La noche en Elysianek había caído como un velo más espeso de lo habitual. Afuera, las nubes ocultaban la luna, y el silencio pesaba como una promesa de caos contenido. Dentro de los muros del antiguo internado, cada rincón parecía susurrar secretos que querían salir a la superficie.
Nolan caminaba solo por el ala más antigua del edificio. Nadie lo había visto en horas. Sus pasos resonaban entre las paredes agrietadas de piedra, guiándolo hacia una sala olvidada: el salón de los espejos. Era un sitio vetado, sellado por el tiempo y los temores del pasado. Pero Nolan sabía exactamente a dónde iba.
Empujó la puerta con fuerza. Crujió, oxidada, como si protestara por abrirse.
En el centro del salón, un único espejo permanecía de pie. Alto, oscuro, con el marco cubierto de símbolos antiguos. El cristal reflejaba más que imágenes. Reflejaba verdades.
Cuando Nolan se acercó, el reflejo no lo imitó. No era él… o no del todo. Era una versión anterior. Más joven, más asustada, más cruel.
—¿Por qué volviste aquí? —le preguntó su reflejo, con una voz hueca—. Tú elegiste traicionar.
—Porque tenía que hacerlo —respondió Nolan con los puños apretados—. Si no lo hacía yo, alguien peor lo haría. La llave no era solo una herramienta. Era un ancla.
La imagen en el espejo rió con amargura.
—Eres débil. Fingiste amar, fingiste proteger, y al final solo robaste.
Nolan dio un paso atrás. Por primera vez en mucho tiempo, sintió miedo. Pero también claridad.
—No vine a justificarme. Vine a recordar lo que está en juego. Y a terminar lo que tú empezaste.
Mientras tanto, en la cripta bajo la torre oeste, Ian Ralvek dormitaba, aún débil tras haber despertado. Pero su mente vagaba entre los velos del pasado. Un recuerdo emergía como un eco antiguo:
Una sala llena de luz, los príncipes y herederos de distintas casas reunidos. Ian, joven, de mirada clara, observaba a un hombre encapuchado, el mismo rostro que los jóvenes hoy temían, extendiéndole una reliquia.
—Tú llevarás la llave espiritual —le decía—. No para abrir… sino para sellar.
Ian aceptó, ignorante del precio.
A su lado, un chico de cabello blanco y sonrisa cortada, observaba. Kaito.
—¿Lo harás, Ian? —le preguntó—. ¿Lo harás por el equilibrio o por ti mismo?
En el presente, Theodora, Luzian, Caleb, Blake, Eleanor, Erkan, Deus, Harrison y, sorprendentemente, Kaito, se reunían una vez más en el salón oculto bajo el invernadero.
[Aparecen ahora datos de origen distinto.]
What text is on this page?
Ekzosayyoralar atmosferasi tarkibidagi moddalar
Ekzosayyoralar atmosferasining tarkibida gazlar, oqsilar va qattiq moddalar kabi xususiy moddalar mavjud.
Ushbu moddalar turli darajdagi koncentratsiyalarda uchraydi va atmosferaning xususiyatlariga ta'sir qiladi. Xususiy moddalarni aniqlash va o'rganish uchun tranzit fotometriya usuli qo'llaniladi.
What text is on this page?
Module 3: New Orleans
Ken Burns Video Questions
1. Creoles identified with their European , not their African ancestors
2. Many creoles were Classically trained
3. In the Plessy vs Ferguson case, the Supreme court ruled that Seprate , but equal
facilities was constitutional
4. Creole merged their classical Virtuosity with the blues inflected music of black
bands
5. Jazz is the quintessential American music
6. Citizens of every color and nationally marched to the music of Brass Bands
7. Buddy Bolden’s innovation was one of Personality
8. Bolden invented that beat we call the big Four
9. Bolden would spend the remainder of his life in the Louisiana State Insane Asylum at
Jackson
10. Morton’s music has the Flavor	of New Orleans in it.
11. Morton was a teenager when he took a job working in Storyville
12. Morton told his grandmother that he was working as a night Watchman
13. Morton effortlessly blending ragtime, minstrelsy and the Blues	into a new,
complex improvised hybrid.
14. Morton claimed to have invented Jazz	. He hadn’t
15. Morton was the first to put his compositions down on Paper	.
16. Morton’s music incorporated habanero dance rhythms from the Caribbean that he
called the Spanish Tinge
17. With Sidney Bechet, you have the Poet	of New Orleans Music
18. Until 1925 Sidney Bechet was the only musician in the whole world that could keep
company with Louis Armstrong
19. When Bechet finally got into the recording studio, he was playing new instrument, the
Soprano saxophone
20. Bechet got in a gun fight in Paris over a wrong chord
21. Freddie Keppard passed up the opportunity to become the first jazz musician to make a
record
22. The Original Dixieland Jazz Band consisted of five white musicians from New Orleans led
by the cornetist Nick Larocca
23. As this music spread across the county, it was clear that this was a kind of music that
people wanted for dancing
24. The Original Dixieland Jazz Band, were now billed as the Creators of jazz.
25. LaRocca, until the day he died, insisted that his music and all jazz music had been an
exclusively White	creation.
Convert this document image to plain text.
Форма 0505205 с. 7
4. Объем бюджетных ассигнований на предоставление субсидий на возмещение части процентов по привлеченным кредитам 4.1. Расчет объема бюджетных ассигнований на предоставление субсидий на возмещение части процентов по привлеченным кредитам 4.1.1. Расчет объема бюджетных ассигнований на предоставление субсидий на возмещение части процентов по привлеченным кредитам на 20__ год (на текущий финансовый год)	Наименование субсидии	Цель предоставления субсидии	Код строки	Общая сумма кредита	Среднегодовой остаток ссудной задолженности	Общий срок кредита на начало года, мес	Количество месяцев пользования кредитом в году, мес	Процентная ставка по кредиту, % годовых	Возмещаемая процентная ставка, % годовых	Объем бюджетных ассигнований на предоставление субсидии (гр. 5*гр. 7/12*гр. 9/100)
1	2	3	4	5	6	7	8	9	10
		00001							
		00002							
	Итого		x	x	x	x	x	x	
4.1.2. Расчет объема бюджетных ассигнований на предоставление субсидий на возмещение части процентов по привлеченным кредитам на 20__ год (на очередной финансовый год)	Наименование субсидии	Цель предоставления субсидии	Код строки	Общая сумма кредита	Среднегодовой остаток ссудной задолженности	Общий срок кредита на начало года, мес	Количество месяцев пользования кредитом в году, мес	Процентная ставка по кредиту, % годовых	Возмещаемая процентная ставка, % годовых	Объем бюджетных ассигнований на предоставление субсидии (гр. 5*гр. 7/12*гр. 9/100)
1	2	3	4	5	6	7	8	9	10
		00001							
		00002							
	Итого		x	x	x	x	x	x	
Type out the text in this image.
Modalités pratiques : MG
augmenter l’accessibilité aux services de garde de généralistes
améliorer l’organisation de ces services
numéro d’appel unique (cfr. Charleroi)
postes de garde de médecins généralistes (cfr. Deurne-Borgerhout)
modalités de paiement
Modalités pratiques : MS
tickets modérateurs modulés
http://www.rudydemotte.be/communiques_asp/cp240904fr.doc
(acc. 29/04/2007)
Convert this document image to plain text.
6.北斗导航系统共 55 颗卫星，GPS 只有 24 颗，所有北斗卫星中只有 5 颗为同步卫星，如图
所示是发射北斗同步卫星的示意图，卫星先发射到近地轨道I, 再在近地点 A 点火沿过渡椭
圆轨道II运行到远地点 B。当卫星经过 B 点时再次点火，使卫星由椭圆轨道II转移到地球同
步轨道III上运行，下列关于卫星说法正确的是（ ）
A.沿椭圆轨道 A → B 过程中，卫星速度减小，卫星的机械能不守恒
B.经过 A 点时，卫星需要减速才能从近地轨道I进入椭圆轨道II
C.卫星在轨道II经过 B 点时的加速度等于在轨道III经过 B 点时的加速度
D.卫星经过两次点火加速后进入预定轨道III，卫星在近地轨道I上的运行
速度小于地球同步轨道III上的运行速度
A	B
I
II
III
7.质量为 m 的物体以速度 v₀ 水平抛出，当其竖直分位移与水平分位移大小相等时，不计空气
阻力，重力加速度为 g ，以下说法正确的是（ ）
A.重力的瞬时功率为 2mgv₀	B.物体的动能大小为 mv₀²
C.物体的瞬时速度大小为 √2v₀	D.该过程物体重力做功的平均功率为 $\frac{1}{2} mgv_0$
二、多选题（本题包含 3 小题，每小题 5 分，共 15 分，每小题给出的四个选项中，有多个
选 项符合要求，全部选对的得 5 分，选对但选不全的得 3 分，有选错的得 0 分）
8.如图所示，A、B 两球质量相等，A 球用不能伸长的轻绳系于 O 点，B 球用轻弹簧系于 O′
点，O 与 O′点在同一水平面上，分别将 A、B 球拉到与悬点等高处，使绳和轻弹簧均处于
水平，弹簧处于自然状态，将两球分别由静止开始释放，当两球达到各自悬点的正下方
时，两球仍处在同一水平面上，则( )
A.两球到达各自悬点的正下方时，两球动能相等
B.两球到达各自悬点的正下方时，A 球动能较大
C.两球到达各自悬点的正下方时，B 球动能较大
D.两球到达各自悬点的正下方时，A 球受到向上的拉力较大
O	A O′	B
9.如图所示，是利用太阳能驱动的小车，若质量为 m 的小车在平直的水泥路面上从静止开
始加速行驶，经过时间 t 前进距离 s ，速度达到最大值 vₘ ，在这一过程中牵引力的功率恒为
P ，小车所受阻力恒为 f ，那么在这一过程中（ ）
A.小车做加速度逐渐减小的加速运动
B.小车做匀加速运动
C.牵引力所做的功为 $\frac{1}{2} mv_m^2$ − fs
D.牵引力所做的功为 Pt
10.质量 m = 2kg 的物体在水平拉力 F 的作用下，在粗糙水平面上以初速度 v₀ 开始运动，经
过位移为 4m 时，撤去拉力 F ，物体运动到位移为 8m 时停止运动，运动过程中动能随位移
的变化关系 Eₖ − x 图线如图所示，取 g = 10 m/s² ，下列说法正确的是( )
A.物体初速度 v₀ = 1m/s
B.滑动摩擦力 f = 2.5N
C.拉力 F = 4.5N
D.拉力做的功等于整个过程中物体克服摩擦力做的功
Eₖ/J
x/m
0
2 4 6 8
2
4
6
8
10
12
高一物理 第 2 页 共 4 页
Todos estaban tensos, sabiendo que se acercaba un punto de no retorno.
—Nolan no está actuando solo —afirmó Theodora, mirando los papeles extendidos sobre la mesa—. Esto comenzó mucho antes que nosotros llegáramos a Elysianek.
—¿Y si no es él el enemigo? —soltó Blake, atrayendo miradas—. ¿Y si está intentando evitar algo peor?
Kaito sonrió desde la sombra de la sala.
—¿Por qué crees que vine? Lo que se aproxima no tiene bando. Solo exige sacrificios.
Caleb, sentado cerca de Blake, no dijo nada, pero su mirada lo decía todo. Estaba empezando a creerle. Y, peor aún, empezaba a temer por lo que Nolan podría estar enfrentando solo.
En una sala anexa, Eleanor permanecía apartada. Nadie se le acercaba. Y aunque quería correr hacia Theodora, algo dentro de ella no la dejaba. El orgullo. El dolor. La certeza de haber perdido algo que no entendía hasta que ya no estaba.
Miró por la ventana. El cielo estaba rojizo, como si algo se aproximara desde más allá de los muros de la realidad.
Esa noche, en una torre olvidada, un antiguo mecanismo comenzó a girar por sí solo. Un artefacto perdido, oculto por generaciones, comenzaba a reaccionar al eco de las llaves reunidas y a los nombres que ya habían sido pronunciados.
Los pasos hacia la verdad ya estaban dados. Y el silencio antes de la tormenta parecía infinito.